And at length, after he had sat in a less ardent chapel, and in still another chapel been laid out on a marble slab as for an autopsy and, defenceless, attacked for a quarter of an hour by a prize-fighter, and had jumped desperately into the ice-cold lake and been dragged out and smothered in thick folds of linen, and finally reposed horizontal in his original alcove,—then he was conscious of an inward and profound conviction that true, perfect, complete and supreme idleness had been attained. He had no care in the world; he was cut off from the world; he had no family; he existed beatifically and individually in a sublime and satisfied egotism.
But, such is the insecurity of human organisms and institutions, in less than two minutes he grew aware of a strange sensation within him, which sensation he ultimately diagnosed as hunger. To clap his hands was the work of an instant. The oncoming attendant recited a catalogue of the foods at his disposal; and the phrase “welsh rarebit” caught his attention. He must have a welsh rarebit; he had not had a welsh rarebit since he was at school. It magically arrived, on an oriental tray, set on a low Moorish table.

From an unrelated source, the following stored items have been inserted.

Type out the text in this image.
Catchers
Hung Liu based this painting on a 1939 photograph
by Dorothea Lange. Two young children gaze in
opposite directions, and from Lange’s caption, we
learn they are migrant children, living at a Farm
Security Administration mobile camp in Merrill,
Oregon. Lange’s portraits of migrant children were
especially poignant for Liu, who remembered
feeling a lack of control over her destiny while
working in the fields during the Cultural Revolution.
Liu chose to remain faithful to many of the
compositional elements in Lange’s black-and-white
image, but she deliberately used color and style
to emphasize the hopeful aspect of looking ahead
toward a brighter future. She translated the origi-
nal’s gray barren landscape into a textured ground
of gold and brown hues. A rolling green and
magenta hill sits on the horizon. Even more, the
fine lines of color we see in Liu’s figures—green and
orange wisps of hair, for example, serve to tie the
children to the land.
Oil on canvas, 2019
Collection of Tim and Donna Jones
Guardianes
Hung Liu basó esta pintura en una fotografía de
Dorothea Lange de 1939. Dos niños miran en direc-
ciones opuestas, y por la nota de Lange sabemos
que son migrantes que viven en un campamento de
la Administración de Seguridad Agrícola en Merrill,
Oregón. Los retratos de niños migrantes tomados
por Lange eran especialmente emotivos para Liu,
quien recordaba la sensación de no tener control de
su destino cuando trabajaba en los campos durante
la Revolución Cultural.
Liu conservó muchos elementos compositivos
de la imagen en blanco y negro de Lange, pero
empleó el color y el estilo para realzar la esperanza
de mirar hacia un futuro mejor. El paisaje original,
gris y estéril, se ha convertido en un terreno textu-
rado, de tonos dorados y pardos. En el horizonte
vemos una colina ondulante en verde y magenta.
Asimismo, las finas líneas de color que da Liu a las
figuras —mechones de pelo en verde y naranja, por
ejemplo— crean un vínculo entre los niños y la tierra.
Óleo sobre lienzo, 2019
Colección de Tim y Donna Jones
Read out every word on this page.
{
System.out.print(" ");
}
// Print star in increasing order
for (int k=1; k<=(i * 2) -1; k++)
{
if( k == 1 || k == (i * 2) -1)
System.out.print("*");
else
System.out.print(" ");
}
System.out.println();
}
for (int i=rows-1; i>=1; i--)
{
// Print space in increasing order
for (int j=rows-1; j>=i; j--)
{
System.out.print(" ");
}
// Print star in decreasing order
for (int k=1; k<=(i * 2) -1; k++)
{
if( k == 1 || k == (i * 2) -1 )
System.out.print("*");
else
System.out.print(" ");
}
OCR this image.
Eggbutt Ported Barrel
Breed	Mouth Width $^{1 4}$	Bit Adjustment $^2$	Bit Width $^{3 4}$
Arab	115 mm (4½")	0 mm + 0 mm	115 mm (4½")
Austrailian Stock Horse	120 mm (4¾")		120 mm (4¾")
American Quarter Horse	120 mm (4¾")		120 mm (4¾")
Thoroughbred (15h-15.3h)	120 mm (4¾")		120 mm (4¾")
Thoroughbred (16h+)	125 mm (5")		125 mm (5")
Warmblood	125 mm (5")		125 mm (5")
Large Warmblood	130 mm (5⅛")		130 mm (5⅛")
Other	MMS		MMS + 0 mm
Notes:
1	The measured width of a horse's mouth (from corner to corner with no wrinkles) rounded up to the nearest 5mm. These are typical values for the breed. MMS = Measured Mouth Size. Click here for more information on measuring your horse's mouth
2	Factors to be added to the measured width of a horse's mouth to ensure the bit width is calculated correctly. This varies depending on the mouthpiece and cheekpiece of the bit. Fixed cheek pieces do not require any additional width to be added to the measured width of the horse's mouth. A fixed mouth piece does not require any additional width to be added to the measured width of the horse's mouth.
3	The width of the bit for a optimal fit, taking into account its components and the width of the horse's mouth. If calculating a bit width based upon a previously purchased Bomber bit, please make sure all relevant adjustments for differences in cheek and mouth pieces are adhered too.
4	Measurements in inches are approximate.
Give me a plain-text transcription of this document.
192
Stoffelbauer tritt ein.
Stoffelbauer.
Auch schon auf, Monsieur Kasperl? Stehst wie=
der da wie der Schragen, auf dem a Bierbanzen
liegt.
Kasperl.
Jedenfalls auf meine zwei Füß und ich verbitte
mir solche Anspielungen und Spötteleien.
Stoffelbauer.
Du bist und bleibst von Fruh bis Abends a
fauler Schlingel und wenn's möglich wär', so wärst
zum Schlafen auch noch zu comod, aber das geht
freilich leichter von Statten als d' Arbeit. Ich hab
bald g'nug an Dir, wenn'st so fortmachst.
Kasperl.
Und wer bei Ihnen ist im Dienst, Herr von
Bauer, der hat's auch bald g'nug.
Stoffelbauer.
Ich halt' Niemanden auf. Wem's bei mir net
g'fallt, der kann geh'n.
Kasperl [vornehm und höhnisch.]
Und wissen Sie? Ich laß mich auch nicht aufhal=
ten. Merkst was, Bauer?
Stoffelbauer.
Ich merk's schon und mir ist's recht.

Eating the most wonderful food of his life and drinking tea, he looked about and saw that two of the unoccupied sofas in his alcove were strewn with garments; the owners of the garments had doubtlessly arrived during his absence in the chapels and were now in the chapels themselves. He lay back; earthly phenomena lost their hard reality....
When he woke up the mosque was a pit of darkness glimmering with sharp points of electric light. He heard voices, the voices of two men who occupied the neighbouring sofas. They were discoursing to each other upon the difficulties of getting good whiskey in Afghanistan and in Rio de Janeiro respectively. From whiskey they passed to even more interesting matters, and Mr. Prohack, for the first time, began to learn how the other half lives, to such an extent that he thought he had better turn on the lamp over his head. Whereupon the conversation on the neighbouring sofas curved off to the English weather in late autumn.
Then Mr. Prohack noticed a deep snore. He perceived that the snore originated in a considerable figure that, wrapped in white and showing to the mosque only a venerable head, was seated in one of the huge armchairs which were placed near the entrance to every alcove. It seemed to him that he recognised the snore, and he was not mistaken, for he had twice before heard it on Sunday afternoons at his chief club. The head was the head of Sir Paul Spinner. Mr. Prohack recalled that old Paul was a devotee of the Turkish bath.
Now Mr. Prohack was exceedingly anxious to have speech with old Paul, for he had heard very interesting rumours of Paul’s activities. He arose softly and approached the easy-chair and surveyed Sir Paul, who in his then state looked less like a high financier and more like something chipped off the roof of a cathedral than anything that Mr. Prohack had ever seen.